- Hangul: 훈민정음학회
- Hanja: 訓民正音學會
- RR: Hunminjeongeum hakhoe
- MR: Hunminjŏngŭm hakhoe

= Hunminjeongeum Society =

South Korean pro-Hangul organization

The Hunminjeongeum Society, sometimes called the "Hunminjeongeum Research Institute" in English-language newspapers, is a private organization in Seoul dedicated to the propagation of Hangul to all the unwritten languages of the world. (Hunminjeongeum was the original name of hangul.) The society was founded by Lee Ki-nam, a retired real-estate agent, in 2007, after she had failed to bring hangul to the Tungusic Oroqen of Heilongjiang, China; the Tibeto-Burman Chepang of Nepal; and the Tibeto-Burman Lahu of Chiang Mai, Thailand; she attributed these failures to a reliance on Korean Christian missionaries in those countries, whose primary focus was not linguistics or literacy.

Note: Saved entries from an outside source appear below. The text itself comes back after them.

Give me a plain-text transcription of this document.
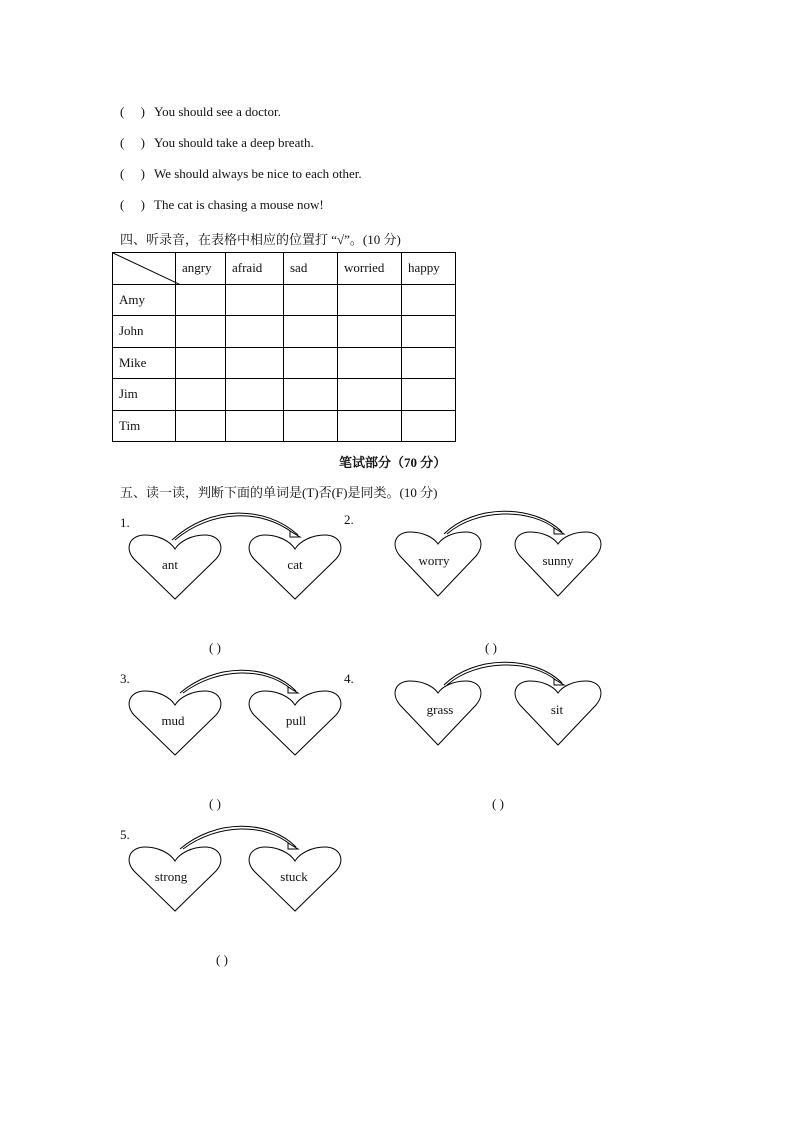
( ) You should see a doctor.
( ) You should take a deep breath.
( ) We should always be nice to each other.
( ) The cat is chasing a mouse now!
四、听录音，在表格中相应的位置打 “√”。(10 分)
	angry	afraid	sad	worried	happy
Amy					
John					
Mike					
Jim					
Tim					
笔试部分（70 分）
五、读一读，判断下面的单词是(T)否(F)是同类。(10 分)
1.
ant	cat
( )
2.
worry	sunny
( )
3.
mud	pull
( )
4.
grass	sit
( )
5.
strong	stuck
( )
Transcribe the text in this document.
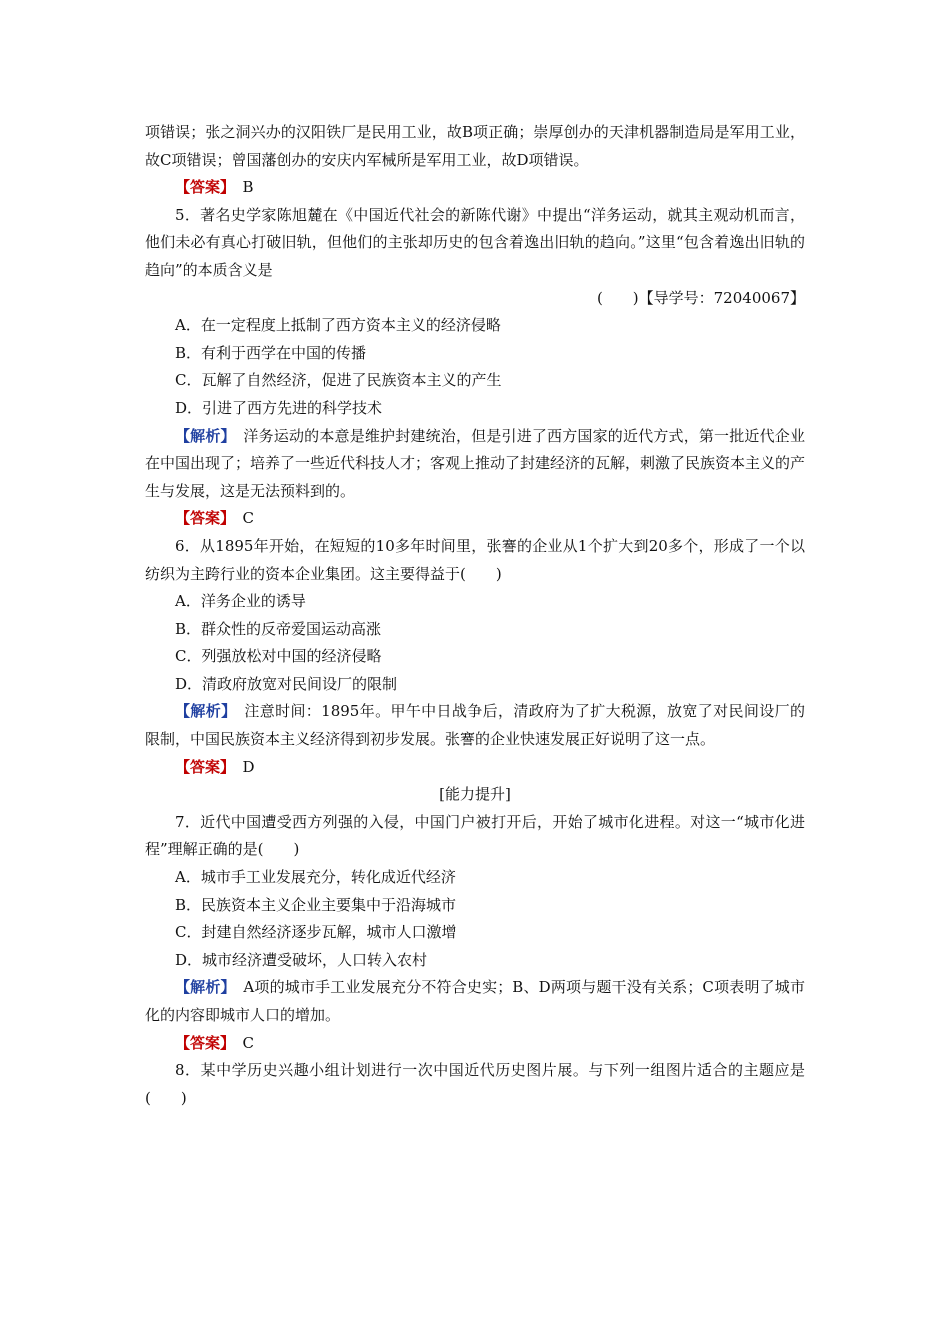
项错误；张之洞兴办的汉阳铁厂是民用工业，故B项正确；崇厚创办的天津机器制造局是军用工业，故C项错误；曾国藩创办的安庆内军械所是军用工业，故D项错误。

【答案】　 B

5．著名史学家陈旭麓在《中国近代社会的新陈代谢》中提出“洋务运动，就其主观动机而言，他们未必有真心打破旧轨，但他们的主张却历史的包含着逸出旧轨的趋向。”这里“包含着逸出旧轨的趋向”的本质含义是

(　　)【导学号：72040067】

A．在一定程度上抵制了西方资本主义的经济侵略

B．有利于西学在中国的传播

C．瓦解了自然经济，促进了民族资本主义的产生

D．引进了西方先进的科学技术

【解析】　 洋务运动的本意是维护封建统治，但是引进了西方国家的近代方式，第一批近代企业在中国出现了；培养了一些近代科技人才；客观上推动了封建经济的瓦解，刺激了民族资本主义的产生与发展，这是无法预料到的。

【答案】　 C

6．从1895年开始，在短短的10多年时间里，张謇的企业从1个扩大到20多个，形成了一个以纺织为主跨行业的资本企业集团。这主要得益于(　　)

A．洋务企业的诱导

B．群众性的反帝爱国运动高涨

C．列强放松对中国的经济侵略

D．清政府放宽对民间设厂的限制

【解析】　 注意时间：1895年。甲午中日战争后，清政府为了扩大税源，放宽了对民间设厂的限制，中国民族资本主义经济得到初步发展。张謇的企业快速发展正好说明了这一点。

【答案】　 D

[能力提升]

7．近代中国遭受西方列强的入侵，中国门户被打开后，开始了城市化进程。对这一“城市化进程”理解正确的是(　　)

A．城市手工业发展充分，转化成近代经济

B．民族资本主义企业主要集中于沿海城市

C．封建自然经济逐步瓦解，城市人口激增

D．城市经济遭受破坏，人口转入农村

【解析】　 A项的城市手工业发展充分不符合史实；B、D两项与题干没有关系；C项表明了城市化的内容即城市人口的增加。

【答案】　 C

8．某中学历史兴趣小组计划进行一次中国近代历史图片展。与下列一组图片适合的主题应是(　　)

As of 2015, the society is chaired by linguistics professor Kim Ju-won of Seoul National University, and its current focus is on countries that send large numbers of people to work in Korea. In 2009 it succeeded in getting the city of Baubau, on Buton Island in Southeast Sulawesi, Indonesia, to adopt hangul for the Austronesian Cia-Cia language. The society has published a series of hangul Cia-Cia textbooks for use in schools, using an orthography designed by Kim, but in 2012 it was reported that adoption had been abandoned.